One of my students jumps up, embarrassed, and rushes to turn it off. “Sorry,” she says, “I forgot to turn off my alarm.” Her alarm clock is her smartphone. She is seven years old.

I remind her gently that devices are not allowed in school and it is best to leave them at home. She nodded and it never happened again with her phone. 

Still, my heart aches over a morning meeting the year before, when we were sharing family memories. A boy told the class, “My brother totally stopped playing with me. He got a smartphone for his birthday, and now after school, instead of playing basketball, he’s inside on his phone.”

“That happened to me too,” a girl chimed in. “My sister and I played all the time until she got her smartphone. Now she’s always in her room.” The whole class nodded in agreement, the kind of empathetic understanding you wish did not exist in childhood.

“I don’t have to worry about that,” another boy added. “I’m an only child!” The class laughed, and the heaviness lifted. We ended up talking honestly about how phones were stealing siblings and friends, and brainstorming ways to bring it up at home.

My brother totally stopped playing with me. He got a smartphone for his birthday, and now after school, instead of playing basketball, he’s inside on his phone.

In nearly 20 years of teaching, I have seen the change. When I wrote my 2005 master’s thesis on how children’s preferred activities were shifting from outdoor play to video games, I never imagined how quickly that shift would accelerate. 

When I first started teaching, children would look up at me with bright eyes and say they wanted to be veterinarians because they loved animals, teachers because they loved helping kids, or athletes because they loved playing sports. Today, the most common answer I hear is, “I want to be a YouTuber” or “an influencer” and they no longer tell me why. When did our children stop dreaming for themselves and start living for strangers?

So yes, I celebrated when New York passed its new bell-to-bell cell phone ban. It was a victory for kids’ focus, learning, and well-being. But if school districts leave loopholes, like letting students walk the halls with their phones or use them at lunch, the potential progress will fail. If teachers grant "academic purpose" exceptions for a smartphone instead of utilizing an actual calculator or enforce the rules inconsistently, students will not gain the research-based benefits. They'll learn that the rules depend on the staff member, and they’ll spend each class waiting for a chance to check their phones.

When did our children stop dreaming for themselves and start living for strangers?

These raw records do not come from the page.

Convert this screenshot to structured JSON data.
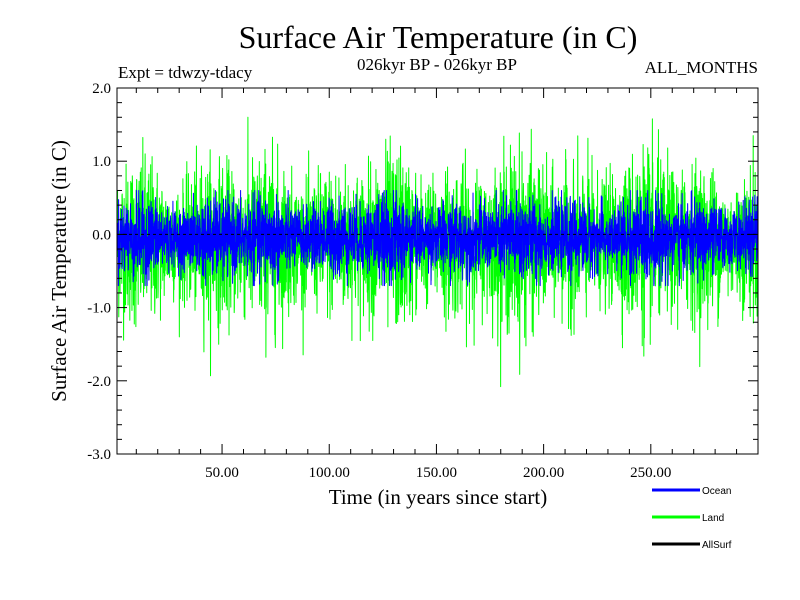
{
  "chart_data": {
    "type": "line",
    "title": "Surface Air Temperature (in C)",
    "subtitle_left": "Expt = tdwzy-tdacy",
    "subtitle_center": "026kyr BP - 026kyr BP",
    "subtitle_right": "ALL_MONTHS",
    "xlabel": "Time (in years since start)",
    "ylabel": "Surface Air Temperature (in C)",
    "xlim": [
      1,
      300
    ],
    "ylim": [
      -3.0,
      2.0
    ],
    "x_ticks": [
      50,
      100,
      150,
      200,
      250
    ],
    "x_tick_labels": [
      "50.00",
      "100.00",
      "150.00",
      "200.00",
      "250.00"
    ],
    "y_ticks": [
      2.0,
      1.0,
      0.0,
      -1.0,
      -2.0,
      -3.0
    ],
    "y_tick_labels": [
      "2.0",
      "1.0",
      "0.0",
      "-1.0",
      "-2.0",
      "-3.0"
    ],
    "zero_line": 0.0,
    "series": [
      {
        "name": "Land",
        "color": "#00ff00",
        "x_range": [
          1,
          300
        ],
        "samples": 3600,
        "typical_range": [
          -1.2,
          1.0
        ],
        "extremes": {
          "max": 1.65,
          "min": -2.1
        }
      },
      {
        "name": "Ocean",
        "color": "#0000ff",
        "x_range": [
          1,
          300
        ],
        "samples": 3600,
        "typical_range": [
          -0.6,
          0.5
        ],
        "extremes": {
          "max": 0.6,
          "min": -0.7
        }
      },
      {
        "name": "AllSurf",
        "color": "#000000",
        "x_range": [
          1,
          300
        ],
        "samples": 0,
        "typical_range": [
          0.0,
          0.0
        ],
        "extremes": {
          "max": 0.0,
          "min": 0.0
        }
      }
    ],
    "legend": [
      {
        "name": "Ocean",
        "color": "#0000ff"
      },
      {
        "name": "Land",
        "color": "#00ff00"
      },
      {
        "name": "AllSurf",
        "color": "#000000"
      }
    ],
    "legend_position": "bottom-right"
  }
}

School districts need to recognize that this is about more than preventing distractions. Done right, this policy can help change the culture, showing children and families that life, learning, and relationships don't have to revolve around a device. Schools can model what a healthy childhood looks like and send a clear, consistent message: your child does not need a smartphone to succeed here.

There are plenty of alternatives from basic devices without internet access, addictive apps, or social media. Families can use a home phone, flip phones, or even smartwatches like Gizmo or Bark. Limited-access phones from companies like Pinwheel, Gabb, or Lightphone are also great options. Schools should educate their communities and even hold device fairs to teach families about these alternatives. Administrators must stand strong and proudly reinforce why these policies are passing and will continue to pass.

When I was in high school, there was a grassy patch next to the parking lot we called “the smoking section.” Everyone assumed it would always be there. Then our school got rid of it and, in doing so, changed the norm. Phones can follow the same path, but only if the ban is enforced as intended, without carve-outs that weaken its impact.

Bell-to-bell must mean bell-to-bell, in all classrooms and across the entire campus. This is a chance for schools to lead, not just inside classrooms, but in the broader community. We must not squander it. We must make sure no child loses a sibling or friend to a screen because we have normalized handing kids devices. No more first days of school where a teacher is interrupted by a phone ringing, and no more children dreaming of being viewed on a screen instead of living their own lives.